6. Attendu qu’il résulte de la première réponse au réquisitoire de M. X qu’avant le 1 er janvier 2016, les CRA d’Auvergne et de Rhône-Alpes détenaient des participations au capital de la SAS Sommet de l’élevage, qui étaient retracées au compte 261 à hauteur de 81 437,90 € et au compte 271 pour un montant de 8 000 €, qu’à l’issue de la fusion de ces deux établissements publics, la CRA d’Auvergne-Rhône-Alpes s’est trouvée détentrice de 540 actions représentant 21,60 % du capital de la société mais que dans la mesure où celui-ci était inscrit au passif du bilan de la SAS Sommet de l’élevage pour un montant de 540 000 €, la valeur des parts détenues par la nouvelle chambre d’agriculture atteindrait 116 640 € et serait donc supérieure à celle inscrite dans ses comptes ;

7. Attendu que selon une attestation en date du 31 janvier 2020 du commissaire général de la SAS Sommet de l’élevage, produite par le comptable à l’appui de sa seconde réponse au réquisitoire, la valeur unitaire des actions de la société atteignait 1 500 € à la date du 31 décembre 2019 et celle des participations de la chambre régionale d’agriculture d’Auvergne-Rhône-Alpes s’établissait en conséquence à 810 000 € ;

Sur l’existence d’un manquement

8. Attendu que les pièces transmises par l’agent comptable attestent qu’à la date du 31 décembre 2018, les participations de la chambre d’agriculture au capital des sociétés Sogely et Transagro étaient nulles et que celle concernant la SAS Sommet de l’élevage était d’un montant supérieur à celui de 15 637,90 € figurant au débit des comptes 261 et 271 ; que si ces constatations traduisent des négligences dans la tenue des comptes de l’établissement public, elles ne sont pas révélatrices d’un déficit ou d’un manquant en monnaie ou en valeurs au sens du troisième alinéa du I de l’article 60 de la loi du 23 février 1963 susvisée ;

9. Attenduqu’il résulte de ce qui précède qu’il n’y a pas lieu de mettre en jeu la responsabilité de M. X à raison de la charge relevée par la Procureure générale dans son réquisitoire ;

Par ces motifs,

DÉCIDE :

Article 1 er . – Il n’y a pas lieu de mettre en jeu la responsabilité de M. X au titre de la charge unique visée dans le réquisitoire.

Article 2. – M. X est déchargé de sa gestion pour la période du 1 er janvier au 31 décembre 2018.

Fait et jugé en la Cour des comptes, deuxième chambre, quatrième section.

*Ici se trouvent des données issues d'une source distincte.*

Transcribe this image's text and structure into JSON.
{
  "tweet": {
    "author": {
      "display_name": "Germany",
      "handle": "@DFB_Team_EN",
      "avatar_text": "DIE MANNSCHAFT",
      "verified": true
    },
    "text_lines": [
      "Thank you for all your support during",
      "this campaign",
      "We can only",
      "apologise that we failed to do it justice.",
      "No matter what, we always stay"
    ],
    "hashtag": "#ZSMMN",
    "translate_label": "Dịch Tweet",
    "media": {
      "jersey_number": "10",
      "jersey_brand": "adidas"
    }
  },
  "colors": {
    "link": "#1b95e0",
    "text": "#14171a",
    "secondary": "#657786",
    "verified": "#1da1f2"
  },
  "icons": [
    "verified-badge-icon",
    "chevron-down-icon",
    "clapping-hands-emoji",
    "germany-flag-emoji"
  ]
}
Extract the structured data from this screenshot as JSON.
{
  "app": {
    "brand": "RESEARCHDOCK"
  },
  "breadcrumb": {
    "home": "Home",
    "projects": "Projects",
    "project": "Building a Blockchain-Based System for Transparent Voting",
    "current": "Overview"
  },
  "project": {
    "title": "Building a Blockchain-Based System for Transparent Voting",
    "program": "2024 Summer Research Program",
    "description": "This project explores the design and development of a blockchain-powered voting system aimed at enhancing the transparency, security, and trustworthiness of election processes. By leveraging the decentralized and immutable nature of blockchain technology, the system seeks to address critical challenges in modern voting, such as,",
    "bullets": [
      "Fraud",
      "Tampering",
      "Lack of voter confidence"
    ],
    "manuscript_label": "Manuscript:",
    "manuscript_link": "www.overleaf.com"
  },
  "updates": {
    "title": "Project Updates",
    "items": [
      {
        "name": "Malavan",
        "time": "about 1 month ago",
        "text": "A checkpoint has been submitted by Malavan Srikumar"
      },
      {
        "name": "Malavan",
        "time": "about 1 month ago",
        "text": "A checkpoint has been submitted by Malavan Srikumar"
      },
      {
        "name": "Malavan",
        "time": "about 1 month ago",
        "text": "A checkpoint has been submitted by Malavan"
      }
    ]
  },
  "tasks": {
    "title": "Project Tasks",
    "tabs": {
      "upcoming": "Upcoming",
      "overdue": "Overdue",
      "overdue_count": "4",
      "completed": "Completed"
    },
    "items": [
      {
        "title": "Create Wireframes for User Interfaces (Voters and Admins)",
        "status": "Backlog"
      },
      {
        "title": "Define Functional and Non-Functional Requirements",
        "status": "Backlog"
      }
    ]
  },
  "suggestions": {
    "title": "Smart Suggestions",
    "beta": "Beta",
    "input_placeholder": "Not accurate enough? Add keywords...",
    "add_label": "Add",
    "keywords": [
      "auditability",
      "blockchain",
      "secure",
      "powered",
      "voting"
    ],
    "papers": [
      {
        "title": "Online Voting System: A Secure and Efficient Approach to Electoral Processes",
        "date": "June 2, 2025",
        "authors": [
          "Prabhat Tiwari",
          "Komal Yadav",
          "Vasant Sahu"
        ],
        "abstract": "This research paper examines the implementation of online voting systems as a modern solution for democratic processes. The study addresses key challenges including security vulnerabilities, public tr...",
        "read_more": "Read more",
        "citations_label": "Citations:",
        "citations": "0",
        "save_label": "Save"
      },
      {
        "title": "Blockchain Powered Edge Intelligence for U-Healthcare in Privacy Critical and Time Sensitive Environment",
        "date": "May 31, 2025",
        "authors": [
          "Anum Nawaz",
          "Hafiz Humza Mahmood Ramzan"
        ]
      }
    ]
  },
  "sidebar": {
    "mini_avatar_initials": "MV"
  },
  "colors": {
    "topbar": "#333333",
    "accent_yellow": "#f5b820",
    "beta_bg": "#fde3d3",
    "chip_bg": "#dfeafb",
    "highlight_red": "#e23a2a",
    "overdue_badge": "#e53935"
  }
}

Présents : M. Louis VALLERNAUD, président de section, président de la formation, MM. Gilles MILLER, Jacques BASSET et Pierre ROCCA, conseillers maîtres.

En présence de Mme Stéphanie MARION, greffière de séance.

En conséquence, la République française mande et ordonne à tous huissiers de justice, sur ce requis, de mettre ledit arrêt à exécution, aux procureurs généraux et aux procureurs de la République près les tribunaux judiciaires d’y tenir la main, à tous commandants et officiers de la force publique de prêter main-forte lorsqu’ils en seront légalement requis.

En foi de quoi, le présent arrêt a été signé par

      Stéphanie MARION

     Louis VALLERNAUD

Conformément aux dispositions de l’article R. 142-20 du code des juridictions financières, les arrêts prononcés par la Cour des comptes peuvent faire l’objet d’un pourvoi en cassation présenté, sous peine d’irrecevabilité, par le ministère d’un avocat au Conseil d’État dans le délai de deux mois à compter de la notification de l’acte. La révision d’un arrêt ou d’une ordonnance peut être demandée après expiration des délais de pourvoi en cassation, et ce dans les conditions prévues au I de l’article R. 142-19 du même code.